The question of religion has also come up. Those who know me also know that I  always speak up against religious conventions. Religion is thoroughly patriarchal. If I insult  religion or religious texts, why should men tolerate it, especially when these same men use  religion and religious texts to suppress others? It is these pious gentlemen who have forced  me to leave my country. I have paid the price for truth with my own life. How much more should I pay?  Just like in West Bengal today, my books have been banned earlier in Bangladesh on the excuse that they may incite riots. The communal tension raging through South Asia is  not caused by my books but by other reasons.

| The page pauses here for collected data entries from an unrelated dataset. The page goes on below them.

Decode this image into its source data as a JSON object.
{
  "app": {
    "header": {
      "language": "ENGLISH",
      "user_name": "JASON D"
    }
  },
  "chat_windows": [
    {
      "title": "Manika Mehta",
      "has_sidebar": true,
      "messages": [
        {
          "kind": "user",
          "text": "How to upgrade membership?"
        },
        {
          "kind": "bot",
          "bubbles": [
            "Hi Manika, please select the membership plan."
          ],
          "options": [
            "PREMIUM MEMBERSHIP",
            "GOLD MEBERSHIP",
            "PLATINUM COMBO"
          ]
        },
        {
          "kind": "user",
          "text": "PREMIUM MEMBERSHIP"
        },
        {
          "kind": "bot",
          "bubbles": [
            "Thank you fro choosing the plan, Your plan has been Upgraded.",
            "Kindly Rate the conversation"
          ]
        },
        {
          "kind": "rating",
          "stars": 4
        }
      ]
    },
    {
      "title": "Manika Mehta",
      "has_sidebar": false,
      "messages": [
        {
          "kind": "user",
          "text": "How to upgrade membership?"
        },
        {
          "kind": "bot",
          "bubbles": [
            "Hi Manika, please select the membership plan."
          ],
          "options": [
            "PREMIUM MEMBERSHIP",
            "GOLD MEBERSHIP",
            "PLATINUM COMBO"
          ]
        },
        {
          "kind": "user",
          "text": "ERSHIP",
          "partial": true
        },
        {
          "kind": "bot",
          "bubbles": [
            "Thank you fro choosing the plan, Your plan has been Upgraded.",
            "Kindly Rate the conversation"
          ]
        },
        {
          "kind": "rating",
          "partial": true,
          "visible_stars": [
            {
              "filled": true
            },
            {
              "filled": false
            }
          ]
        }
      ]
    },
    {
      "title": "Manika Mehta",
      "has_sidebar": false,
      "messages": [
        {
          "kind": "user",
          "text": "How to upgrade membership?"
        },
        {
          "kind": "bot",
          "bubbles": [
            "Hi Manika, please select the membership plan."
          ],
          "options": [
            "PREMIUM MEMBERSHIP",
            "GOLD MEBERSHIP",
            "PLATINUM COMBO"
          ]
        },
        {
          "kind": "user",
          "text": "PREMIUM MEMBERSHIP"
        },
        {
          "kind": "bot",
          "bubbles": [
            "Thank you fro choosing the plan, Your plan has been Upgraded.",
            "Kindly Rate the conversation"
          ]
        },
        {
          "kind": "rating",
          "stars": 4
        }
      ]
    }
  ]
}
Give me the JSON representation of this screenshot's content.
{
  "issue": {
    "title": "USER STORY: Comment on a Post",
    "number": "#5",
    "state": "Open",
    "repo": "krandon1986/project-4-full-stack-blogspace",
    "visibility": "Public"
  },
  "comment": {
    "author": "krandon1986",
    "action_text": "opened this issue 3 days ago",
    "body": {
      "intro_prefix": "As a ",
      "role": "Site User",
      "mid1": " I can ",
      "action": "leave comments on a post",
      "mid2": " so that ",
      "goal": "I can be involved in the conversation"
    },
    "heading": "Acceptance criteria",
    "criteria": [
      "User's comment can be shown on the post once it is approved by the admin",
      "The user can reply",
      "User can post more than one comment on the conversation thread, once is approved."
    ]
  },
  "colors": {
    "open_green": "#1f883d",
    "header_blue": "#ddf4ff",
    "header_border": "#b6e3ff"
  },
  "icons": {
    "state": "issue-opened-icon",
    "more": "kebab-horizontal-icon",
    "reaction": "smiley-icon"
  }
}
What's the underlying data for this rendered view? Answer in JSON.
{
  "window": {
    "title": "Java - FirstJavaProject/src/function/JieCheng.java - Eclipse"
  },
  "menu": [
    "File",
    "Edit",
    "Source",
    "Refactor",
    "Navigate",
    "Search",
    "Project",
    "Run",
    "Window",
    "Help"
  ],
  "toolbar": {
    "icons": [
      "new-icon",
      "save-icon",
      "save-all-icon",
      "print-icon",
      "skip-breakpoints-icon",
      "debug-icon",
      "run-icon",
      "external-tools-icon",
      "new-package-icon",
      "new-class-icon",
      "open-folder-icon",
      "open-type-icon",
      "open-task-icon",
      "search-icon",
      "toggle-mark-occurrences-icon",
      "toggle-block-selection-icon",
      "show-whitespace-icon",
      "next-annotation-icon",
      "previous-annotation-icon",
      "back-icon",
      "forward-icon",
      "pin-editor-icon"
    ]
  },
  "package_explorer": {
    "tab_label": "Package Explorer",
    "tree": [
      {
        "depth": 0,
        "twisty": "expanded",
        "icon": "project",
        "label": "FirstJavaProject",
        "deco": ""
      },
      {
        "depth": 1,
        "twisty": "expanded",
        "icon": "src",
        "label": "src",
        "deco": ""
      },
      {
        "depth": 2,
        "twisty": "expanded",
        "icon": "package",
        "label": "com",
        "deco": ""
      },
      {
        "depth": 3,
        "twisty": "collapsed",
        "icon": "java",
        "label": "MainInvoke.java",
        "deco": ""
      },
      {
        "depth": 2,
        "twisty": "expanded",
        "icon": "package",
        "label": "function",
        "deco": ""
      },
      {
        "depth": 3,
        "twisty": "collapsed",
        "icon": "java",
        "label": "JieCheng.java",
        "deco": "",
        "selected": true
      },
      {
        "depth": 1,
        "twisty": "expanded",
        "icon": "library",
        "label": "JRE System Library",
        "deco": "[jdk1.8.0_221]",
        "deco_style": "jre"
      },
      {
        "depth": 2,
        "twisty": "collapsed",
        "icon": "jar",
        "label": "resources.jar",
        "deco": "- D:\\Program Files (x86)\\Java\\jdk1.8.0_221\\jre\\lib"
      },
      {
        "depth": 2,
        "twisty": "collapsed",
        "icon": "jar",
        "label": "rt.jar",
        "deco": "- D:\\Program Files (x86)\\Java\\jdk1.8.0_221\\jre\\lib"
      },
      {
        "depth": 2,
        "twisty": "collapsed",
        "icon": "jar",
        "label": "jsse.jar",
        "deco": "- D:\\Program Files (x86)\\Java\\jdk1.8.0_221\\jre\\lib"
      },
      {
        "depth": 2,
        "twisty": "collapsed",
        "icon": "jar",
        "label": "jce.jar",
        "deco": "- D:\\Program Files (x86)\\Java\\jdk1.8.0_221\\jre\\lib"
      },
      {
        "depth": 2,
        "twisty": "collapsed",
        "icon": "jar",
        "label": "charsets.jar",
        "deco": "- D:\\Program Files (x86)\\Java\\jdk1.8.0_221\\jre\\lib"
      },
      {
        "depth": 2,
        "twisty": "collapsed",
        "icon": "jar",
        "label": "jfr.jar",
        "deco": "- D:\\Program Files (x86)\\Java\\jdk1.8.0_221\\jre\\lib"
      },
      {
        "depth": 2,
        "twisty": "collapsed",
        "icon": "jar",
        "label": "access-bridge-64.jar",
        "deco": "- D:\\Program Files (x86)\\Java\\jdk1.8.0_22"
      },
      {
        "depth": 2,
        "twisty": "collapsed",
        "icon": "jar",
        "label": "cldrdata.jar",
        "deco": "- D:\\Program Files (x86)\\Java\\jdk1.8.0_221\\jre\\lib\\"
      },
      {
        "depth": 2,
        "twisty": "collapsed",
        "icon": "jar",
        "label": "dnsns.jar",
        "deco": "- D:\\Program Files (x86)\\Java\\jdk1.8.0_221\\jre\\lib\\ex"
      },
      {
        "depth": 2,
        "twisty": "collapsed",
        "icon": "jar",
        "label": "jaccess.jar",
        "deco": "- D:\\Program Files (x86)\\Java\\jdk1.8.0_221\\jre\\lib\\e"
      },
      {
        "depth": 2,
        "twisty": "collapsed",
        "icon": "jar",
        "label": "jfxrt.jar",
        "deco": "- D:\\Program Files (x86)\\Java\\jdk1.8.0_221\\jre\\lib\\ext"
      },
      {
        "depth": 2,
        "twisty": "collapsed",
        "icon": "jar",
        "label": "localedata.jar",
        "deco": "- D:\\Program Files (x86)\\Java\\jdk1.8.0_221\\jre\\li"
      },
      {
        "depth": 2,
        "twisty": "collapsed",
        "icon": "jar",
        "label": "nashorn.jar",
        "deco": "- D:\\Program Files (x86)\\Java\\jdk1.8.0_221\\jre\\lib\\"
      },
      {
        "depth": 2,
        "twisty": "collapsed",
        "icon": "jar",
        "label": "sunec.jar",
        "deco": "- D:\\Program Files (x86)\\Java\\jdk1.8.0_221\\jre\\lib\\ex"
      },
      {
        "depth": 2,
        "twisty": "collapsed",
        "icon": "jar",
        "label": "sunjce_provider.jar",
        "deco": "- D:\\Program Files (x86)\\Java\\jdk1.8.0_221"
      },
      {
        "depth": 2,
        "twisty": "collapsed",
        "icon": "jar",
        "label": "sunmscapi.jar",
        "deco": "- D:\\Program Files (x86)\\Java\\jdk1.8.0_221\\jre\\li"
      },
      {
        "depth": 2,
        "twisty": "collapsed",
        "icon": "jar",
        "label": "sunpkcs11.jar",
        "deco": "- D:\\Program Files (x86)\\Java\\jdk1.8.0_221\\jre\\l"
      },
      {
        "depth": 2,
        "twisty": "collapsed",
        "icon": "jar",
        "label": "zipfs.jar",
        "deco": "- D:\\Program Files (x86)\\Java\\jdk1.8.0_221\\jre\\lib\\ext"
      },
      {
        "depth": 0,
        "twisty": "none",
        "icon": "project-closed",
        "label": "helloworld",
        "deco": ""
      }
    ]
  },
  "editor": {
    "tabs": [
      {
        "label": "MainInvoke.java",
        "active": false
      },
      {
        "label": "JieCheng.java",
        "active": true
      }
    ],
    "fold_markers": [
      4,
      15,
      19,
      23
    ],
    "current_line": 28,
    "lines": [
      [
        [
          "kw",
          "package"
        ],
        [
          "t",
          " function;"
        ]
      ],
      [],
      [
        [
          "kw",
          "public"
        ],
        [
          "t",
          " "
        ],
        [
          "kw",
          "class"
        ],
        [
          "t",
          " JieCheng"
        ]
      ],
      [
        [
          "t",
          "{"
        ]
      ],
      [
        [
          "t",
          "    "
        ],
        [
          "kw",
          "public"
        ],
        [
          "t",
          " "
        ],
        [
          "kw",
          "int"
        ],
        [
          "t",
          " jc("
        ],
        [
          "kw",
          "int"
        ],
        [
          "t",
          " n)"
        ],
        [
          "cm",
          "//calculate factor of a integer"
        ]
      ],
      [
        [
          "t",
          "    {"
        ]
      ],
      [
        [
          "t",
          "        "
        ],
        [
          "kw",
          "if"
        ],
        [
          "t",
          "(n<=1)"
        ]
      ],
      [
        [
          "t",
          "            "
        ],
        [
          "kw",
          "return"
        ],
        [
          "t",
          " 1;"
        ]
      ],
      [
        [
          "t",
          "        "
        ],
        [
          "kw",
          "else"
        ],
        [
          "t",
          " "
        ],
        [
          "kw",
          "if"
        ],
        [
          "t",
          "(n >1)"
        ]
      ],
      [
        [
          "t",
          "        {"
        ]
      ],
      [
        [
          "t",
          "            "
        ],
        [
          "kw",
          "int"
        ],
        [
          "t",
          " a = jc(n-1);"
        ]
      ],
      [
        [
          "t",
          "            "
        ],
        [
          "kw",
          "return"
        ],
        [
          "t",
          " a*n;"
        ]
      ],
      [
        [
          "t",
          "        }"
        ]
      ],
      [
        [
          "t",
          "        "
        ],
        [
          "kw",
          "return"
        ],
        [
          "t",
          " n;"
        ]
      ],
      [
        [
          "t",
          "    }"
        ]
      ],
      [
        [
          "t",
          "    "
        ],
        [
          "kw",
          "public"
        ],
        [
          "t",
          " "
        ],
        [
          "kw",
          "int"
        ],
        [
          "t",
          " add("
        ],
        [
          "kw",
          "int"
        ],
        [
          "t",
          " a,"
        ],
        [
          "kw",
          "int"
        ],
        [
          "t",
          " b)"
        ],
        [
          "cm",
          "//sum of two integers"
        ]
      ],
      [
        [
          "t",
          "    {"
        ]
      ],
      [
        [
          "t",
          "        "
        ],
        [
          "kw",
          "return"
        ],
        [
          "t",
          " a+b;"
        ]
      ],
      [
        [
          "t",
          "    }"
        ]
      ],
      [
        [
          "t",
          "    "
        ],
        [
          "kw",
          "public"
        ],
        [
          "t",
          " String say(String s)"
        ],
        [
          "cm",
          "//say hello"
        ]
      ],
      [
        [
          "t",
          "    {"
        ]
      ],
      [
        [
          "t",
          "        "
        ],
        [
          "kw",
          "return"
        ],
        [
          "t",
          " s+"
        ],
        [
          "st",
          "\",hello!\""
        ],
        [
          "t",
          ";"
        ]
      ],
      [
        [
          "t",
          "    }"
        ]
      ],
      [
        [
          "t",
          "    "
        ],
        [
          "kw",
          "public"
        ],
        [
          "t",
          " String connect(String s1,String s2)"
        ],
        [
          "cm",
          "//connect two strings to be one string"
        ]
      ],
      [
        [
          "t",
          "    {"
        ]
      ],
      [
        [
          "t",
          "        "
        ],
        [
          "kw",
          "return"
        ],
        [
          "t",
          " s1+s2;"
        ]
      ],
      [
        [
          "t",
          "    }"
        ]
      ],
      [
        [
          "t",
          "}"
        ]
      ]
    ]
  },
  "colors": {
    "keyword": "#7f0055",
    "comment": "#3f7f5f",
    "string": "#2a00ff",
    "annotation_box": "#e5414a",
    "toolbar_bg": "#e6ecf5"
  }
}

The torture of Bangladesh’s minorities, the  killing of Muslims in Gujarat, the oppression of Biharis in Assam, the attacks against  Christians, the  conflicts between shitte and Sunni in Pakistan have all occurred without any contribution  from me. Even if I am an insignificant writer, I write for humanity, I write with all my heart that every human being is equal, and there must be no discrimination on the basis of  gender, color, or religion. Everyone has the right to live. Riots don’t break out because of what I write. But I am the one who is punished for what I write. Fires rage in my home. I am  the one who has to suffer exile. I am the one who is homeless everywhere.